Squirrels in the Loft
So often my writing at 3 a.m. on Wednesday mornings is from the hub of juxtaposition. I perch criss-crossed atop the intersection of a funky fence that spikes out from under me in many directions. On a slowly spinning Lazy Susan, I see a myriad of uneven angles resembling those created by cow-path meandering streets of my neighborhood. They make no Midwest-grid sense but perfect early-New-England-get-your-cow-to-the-common-in-the-most-direct-route-from-your-barn sense. And this morning on my spin: squirrels. Down the fence lines, I'm juxtaposed by the sights. My barn. The farm in Iowa. The scope of a .22. The tree tunneled electric wire highway to the big chewed away corner of my barn. The sweet animals playing in the winter snow. The lack of squirrel nests in my maple trees. My barn in flames. (That didn't happen. That is from a futuristic vantage point.) The Chevy Chase movie scene with a squirrel adhered to his face. Opening my email using software titled "Squirrel Mail." The rodents that are anything but sweet. Merely rats with bushy tails.

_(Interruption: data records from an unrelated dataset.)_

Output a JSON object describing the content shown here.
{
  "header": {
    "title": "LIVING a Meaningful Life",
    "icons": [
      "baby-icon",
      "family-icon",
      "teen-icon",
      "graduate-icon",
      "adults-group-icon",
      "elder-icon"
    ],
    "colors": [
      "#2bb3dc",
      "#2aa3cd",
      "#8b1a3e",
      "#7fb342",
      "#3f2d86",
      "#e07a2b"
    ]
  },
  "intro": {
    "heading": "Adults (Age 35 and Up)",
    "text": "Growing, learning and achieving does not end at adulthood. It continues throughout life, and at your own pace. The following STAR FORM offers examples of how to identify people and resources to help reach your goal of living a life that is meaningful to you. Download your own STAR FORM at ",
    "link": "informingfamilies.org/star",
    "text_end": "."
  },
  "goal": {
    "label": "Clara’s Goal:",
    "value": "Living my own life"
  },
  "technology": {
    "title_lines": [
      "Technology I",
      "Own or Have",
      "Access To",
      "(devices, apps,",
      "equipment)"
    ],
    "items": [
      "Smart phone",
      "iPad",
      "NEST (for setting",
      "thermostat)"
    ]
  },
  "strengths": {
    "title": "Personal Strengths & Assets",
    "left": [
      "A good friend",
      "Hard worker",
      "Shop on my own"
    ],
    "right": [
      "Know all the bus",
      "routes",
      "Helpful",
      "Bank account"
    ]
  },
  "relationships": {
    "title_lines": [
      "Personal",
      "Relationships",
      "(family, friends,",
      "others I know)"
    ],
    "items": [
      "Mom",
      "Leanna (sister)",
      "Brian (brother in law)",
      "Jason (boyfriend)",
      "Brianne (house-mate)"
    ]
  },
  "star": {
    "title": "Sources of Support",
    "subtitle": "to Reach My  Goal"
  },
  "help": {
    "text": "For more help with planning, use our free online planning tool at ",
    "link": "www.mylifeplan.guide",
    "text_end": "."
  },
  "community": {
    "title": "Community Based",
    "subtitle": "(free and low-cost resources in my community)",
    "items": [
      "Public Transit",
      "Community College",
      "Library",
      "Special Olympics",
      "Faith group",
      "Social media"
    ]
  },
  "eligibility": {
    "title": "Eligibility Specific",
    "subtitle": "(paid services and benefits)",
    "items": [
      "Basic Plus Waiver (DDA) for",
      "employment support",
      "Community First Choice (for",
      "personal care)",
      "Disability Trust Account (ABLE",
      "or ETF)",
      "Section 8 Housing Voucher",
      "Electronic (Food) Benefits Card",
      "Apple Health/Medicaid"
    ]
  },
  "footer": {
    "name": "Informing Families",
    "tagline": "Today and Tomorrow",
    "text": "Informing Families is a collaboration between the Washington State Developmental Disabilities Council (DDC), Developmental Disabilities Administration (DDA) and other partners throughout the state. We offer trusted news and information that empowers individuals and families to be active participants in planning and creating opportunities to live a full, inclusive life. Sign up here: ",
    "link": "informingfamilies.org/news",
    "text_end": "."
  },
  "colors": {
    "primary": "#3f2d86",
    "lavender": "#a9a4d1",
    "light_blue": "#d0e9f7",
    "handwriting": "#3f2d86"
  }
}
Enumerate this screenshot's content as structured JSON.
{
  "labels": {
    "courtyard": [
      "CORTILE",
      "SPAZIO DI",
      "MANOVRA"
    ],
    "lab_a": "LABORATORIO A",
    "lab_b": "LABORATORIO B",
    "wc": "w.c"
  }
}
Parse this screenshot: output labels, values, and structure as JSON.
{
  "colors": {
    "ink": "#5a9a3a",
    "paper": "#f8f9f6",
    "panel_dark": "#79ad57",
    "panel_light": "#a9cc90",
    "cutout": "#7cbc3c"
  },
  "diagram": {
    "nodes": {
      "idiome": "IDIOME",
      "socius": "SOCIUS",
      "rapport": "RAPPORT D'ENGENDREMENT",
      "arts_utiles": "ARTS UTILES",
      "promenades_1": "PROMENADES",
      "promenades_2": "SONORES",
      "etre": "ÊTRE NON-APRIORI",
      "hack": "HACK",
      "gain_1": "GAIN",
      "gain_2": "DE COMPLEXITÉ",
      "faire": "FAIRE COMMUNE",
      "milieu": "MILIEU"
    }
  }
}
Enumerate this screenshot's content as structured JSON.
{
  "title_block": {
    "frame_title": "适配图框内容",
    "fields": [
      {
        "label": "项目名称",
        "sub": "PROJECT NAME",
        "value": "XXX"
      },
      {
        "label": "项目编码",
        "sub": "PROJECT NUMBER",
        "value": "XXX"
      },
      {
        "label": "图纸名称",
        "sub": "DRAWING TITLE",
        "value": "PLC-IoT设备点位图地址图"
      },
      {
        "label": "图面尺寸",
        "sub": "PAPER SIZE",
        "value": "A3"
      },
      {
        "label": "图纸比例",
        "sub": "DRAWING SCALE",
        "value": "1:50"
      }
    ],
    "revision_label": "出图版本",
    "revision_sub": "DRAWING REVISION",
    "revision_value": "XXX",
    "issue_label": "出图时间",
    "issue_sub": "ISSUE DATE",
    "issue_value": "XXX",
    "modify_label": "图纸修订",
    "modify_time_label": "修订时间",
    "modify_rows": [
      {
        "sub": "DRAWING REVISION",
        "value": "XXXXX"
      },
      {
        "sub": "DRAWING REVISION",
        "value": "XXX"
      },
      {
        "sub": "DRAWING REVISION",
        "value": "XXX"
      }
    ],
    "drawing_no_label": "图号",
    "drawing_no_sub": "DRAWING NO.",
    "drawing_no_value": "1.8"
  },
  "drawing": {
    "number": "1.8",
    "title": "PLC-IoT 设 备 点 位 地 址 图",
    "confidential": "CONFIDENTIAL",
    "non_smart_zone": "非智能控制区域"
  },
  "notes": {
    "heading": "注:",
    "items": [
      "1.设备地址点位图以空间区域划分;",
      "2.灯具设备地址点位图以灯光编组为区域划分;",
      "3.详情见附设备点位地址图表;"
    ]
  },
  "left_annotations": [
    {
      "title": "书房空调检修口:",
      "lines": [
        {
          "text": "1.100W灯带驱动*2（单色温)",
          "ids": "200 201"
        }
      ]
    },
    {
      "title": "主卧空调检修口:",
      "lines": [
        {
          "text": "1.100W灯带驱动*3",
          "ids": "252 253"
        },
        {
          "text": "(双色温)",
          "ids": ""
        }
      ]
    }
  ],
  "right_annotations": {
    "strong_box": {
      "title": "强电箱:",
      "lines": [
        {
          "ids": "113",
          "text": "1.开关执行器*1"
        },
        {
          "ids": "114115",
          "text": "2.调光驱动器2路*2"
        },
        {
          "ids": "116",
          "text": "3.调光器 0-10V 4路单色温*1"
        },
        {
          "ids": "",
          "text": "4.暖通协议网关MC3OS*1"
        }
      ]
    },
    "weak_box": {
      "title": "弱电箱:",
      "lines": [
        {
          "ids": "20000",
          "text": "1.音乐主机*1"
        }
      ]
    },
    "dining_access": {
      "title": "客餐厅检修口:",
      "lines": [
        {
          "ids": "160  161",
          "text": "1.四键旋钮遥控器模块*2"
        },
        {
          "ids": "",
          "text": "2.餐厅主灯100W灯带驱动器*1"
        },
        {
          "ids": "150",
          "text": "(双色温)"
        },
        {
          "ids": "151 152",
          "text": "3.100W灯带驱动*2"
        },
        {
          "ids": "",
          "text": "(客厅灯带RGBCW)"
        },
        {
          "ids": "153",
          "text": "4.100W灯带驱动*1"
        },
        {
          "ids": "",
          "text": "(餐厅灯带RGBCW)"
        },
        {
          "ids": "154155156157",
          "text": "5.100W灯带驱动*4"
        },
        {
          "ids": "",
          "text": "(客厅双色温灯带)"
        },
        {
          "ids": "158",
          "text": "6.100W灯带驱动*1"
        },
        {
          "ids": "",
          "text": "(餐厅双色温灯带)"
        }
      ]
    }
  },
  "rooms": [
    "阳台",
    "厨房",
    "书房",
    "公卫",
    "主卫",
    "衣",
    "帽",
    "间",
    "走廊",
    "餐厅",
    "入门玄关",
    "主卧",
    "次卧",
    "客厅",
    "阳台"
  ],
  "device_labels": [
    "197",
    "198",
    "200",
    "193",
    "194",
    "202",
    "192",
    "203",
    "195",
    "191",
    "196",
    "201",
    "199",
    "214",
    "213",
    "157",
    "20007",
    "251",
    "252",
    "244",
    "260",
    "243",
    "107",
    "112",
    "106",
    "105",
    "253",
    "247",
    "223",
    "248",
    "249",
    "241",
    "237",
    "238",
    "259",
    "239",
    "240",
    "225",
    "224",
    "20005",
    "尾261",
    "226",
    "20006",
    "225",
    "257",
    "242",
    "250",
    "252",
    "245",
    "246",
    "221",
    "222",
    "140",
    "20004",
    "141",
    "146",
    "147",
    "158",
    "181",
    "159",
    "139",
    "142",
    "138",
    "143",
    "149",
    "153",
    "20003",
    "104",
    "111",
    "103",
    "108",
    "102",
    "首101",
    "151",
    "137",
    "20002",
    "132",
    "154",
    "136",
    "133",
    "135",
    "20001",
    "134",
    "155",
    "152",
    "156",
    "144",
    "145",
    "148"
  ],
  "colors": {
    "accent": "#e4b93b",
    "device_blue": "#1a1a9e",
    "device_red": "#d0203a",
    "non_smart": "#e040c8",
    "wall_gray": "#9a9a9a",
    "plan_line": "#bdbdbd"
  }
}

All these have culminated with the necessary action of squirrel removal from a place that isn't rural to most, but with so many trees is rural to some. A place I call the city, but a place a friend who lives nearer to "the city" refers to as "not the city." A place where squirrel removal doesn't involve my brother's .22, but rather a live trap set by a 3rd party. A man who has a no-nonsense kind of tone to his work. "The radio in the loft won't do anything, unless you want to teach the squirrels to dance." From the state of the pulled down insulation in the barn loft, there were a few too many squirrel dance parties before I even set the radio up.
There are times one must throw money at a situation for it to go away. Tax time. Squirrel time. Forget who you are, where you grew up, or who you know near and far. Call the tree man and call the squirrel man. For we aren't in a timber where we can fell a tree with two people and a chainsaw nor do we have weapons in our home.
Perhaps after this when the dreams stop and the fear of the back corner of the loft subsides, we will take some well-deserved time off. It will be a stay-cation at our own squirrel-free property. The money for the vacation went out with the squirrels and down with the trees.